Dr. House. Saiba quem inspirou o médico mais louco do mundo


Lisa Sanders foi a inspiração clínica da série televisiva “House”, mas conta que as semelhanças com a personagem protagonizada por Hugh Laurie terminam por aí. É mais simpática com os doentes e não é viciada em analgésicos, brinca. A internista de Yale esteve em Portugal nos últimos dias para uma competição de raciocínio clínico que…


Lisa Sanders foi a inspiração clínica da série televisiva “House”, mas conta que as semelhanças com a personagem protagonizada por Hugh Laurie terminam por aí. É mais simpática com os doentes e não é viciada em analgésicos, brinca. A internista de Yale esteve em Portugal nos últimos dias para uma competição de raciocínio clínico que teve lugar no congresso de estudantes de Medicina iMed 6.0, organizado pela Faculdade de Ciências Médicas da Universidade Nova de Lisboa.

Como surgiu a coluna de diagnósticos no “The New York Times” em 2002, que acabaria por inspirar o Dr. House?

Antes de ir para Medicina trabalhei na CBS News e cobri assuntos de saúde. Pensava que percebia relativamente bem a área, mas quando fui para a faculdade vi que estava enganada. Só então percebi que fazer um diagnóstico era como resolver um mistério, quando até aí achava que tinha muito mais de aritmética. É um processo com muitas incertezas e variáveis. Quando percebi isto tornei-me um pouco obcecada com a transmissão desta ideia e um dia ouviram-me falar e convidaram-me para escrever.

Lembra-se de quando fez essa descoberta?

Estava no terceiro ano de Medicina. Todas as manhãs havia uma reunião no hospital em que era apresentado um caso difícil. A ideia era que tentássemos chegar ao diagnóstico e éramos nós, os estudantes e os internos, que ficávamos sentados à volta da mesa, com os médicos mais experientes a ver o nosso raciocínio.

Era a esperta do grupo?

[Risos.] Fui uma boa aluna mas no início ficamos desorientados. O primeiro caso que me fascinou e fez pensar nos médicos como detectives foi uma nefrose lúpica, uma lesão no rim que pode acontecer a doentes com lúpus. O sintoma mais evidente que a doente tinha eram pernas inchadas. Como daí se chegou a esse diagnóstico foi fascinante. Dei comigo a pensar que aquilo parecia uma história do Sherlock Holmes.

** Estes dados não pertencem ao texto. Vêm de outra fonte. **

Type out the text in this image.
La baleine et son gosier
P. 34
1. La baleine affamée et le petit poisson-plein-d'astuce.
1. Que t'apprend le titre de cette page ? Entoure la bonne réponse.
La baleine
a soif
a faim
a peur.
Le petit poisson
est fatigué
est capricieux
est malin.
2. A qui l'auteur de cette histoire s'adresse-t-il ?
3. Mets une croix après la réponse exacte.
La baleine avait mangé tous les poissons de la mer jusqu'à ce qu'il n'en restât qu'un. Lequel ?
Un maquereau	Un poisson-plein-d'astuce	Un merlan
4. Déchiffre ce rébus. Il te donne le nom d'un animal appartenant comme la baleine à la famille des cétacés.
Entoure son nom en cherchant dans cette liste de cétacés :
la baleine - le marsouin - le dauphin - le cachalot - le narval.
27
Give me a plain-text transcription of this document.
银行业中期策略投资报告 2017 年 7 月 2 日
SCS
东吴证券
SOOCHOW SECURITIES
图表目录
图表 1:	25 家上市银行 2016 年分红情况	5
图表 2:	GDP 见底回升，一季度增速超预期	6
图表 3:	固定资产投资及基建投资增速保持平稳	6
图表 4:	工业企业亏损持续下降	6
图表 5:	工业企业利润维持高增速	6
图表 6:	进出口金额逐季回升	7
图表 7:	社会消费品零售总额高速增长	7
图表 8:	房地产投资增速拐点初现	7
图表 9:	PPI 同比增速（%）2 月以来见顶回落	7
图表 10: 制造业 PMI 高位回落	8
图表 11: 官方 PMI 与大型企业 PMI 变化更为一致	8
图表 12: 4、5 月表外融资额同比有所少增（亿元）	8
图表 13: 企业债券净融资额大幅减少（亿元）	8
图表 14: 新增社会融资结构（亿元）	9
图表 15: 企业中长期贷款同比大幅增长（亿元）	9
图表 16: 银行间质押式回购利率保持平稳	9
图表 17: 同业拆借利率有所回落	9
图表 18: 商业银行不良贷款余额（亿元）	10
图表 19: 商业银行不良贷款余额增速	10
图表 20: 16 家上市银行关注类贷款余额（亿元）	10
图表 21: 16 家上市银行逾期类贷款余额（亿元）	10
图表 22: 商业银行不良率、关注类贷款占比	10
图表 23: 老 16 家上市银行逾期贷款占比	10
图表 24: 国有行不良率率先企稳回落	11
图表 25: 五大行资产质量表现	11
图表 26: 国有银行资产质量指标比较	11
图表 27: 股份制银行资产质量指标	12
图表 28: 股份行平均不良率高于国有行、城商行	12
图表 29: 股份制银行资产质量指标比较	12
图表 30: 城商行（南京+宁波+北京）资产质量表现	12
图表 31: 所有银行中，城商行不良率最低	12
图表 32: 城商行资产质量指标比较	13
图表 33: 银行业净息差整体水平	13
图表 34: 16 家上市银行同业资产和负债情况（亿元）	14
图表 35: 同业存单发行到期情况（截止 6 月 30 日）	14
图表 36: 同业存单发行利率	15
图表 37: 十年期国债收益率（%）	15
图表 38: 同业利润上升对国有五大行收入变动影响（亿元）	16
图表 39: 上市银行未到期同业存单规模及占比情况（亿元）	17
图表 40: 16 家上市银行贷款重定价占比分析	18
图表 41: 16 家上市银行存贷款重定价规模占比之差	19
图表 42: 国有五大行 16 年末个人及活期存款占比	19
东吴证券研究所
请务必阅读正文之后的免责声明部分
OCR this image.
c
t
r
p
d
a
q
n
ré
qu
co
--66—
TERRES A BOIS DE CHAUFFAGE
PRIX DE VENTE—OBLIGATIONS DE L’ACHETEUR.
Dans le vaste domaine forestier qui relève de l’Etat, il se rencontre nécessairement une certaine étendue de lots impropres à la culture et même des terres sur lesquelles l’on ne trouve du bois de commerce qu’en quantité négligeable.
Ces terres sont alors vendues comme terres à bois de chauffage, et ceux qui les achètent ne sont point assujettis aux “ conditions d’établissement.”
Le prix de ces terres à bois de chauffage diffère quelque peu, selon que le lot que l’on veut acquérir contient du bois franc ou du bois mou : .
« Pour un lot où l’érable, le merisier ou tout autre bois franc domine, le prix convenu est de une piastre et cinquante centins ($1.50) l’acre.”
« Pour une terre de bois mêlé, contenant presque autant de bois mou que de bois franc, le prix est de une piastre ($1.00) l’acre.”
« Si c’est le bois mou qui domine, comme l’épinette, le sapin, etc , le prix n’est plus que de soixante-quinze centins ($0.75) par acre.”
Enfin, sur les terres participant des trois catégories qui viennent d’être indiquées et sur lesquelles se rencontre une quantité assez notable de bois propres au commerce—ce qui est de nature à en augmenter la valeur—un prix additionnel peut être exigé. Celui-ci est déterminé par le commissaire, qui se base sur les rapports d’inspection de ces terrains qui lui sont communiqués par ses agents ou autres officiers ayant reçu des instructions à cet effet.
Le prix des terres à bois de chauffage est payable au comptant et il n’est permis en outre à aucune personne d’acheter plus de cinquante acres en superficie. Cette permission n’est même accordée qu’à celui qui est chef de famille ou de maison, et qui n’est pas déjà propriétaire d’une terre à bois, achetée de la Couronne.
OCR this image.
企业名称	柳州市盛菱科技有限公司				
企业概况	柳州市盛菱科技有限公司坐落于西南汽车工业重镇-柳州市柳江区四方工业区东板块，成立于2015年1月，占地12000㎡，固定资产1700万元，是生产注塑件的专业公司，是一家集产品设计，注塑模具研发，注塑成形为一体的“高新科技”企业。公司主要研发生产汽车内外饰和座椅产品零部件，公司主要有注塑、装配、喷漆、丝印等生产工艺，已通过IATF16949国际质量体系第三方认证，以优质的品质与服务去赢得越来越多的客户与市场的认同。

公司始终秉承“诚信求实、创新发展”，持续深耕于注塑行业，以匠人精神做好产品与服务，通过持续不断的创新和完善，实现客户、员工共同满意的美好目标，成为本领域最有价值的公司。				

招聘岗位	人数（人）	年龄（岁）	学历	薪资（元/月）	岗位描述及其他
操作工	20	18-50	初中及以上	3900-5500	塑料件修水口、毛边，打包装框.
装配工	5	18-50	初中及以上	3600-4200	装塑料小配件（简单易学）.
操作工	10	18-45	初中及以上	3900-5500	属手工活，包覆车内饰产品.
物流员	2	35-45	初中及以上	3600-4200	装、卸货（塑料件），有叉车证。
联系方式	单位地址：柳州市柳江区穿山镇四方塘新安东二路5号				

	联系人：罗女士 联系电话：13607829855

Ter popularizado a ideia de que na medicina também se resolvem casos é o legado que deixa enquanto médica?

Os profissionais de saúde já sabiam isso. Quem me parece que não tinha tanto esta ideia eram os doentes e, nesse aspecto, tornei o assunto mais popular. É uma questão sensível. Se alguém tem alguma coisa pouco comum, muito provavelmente o primeiro palpite do médico vai estar errado. Para os médicos isto é um pouco desconfortável. Os médicos, pelo menos nos locais que conheço, fingem muitas vezes estar mais seguros do que realmente estão.

E isso contribui para a ideia errada da medicina que tinha como jornalista?

Penso que hoje as coisas estão um pouco melhores, mas de facto os médicos terão prolongado essa ideia porque pensavam talvez que tranquilizavam mais os doentes. Ganhamos mais sendo honestos.

Os seus leitores no NYT sugerem diagnósticos para os casos que apresenta. Alguma vez a ajudaram?

Todos os casos que relato já estão resolvidos. Gostava de um dia poder publicar casos por resolver, mas ainda tenho de arranjar uma forma de o fazer e encontrar o caso adequado. Não interessa só ter respostas: para sabermos se o diagnóstico está certo, temos de fazer exames para o demonstrar ou experimentar tratamentos, portanto o doente tem de estar disponível e temos de acreditar que será útil.

Com que frequência tem estes casos mais desafiadores?

Pelo menos um por mês.

E como é que desta coluna surge o Dr. House?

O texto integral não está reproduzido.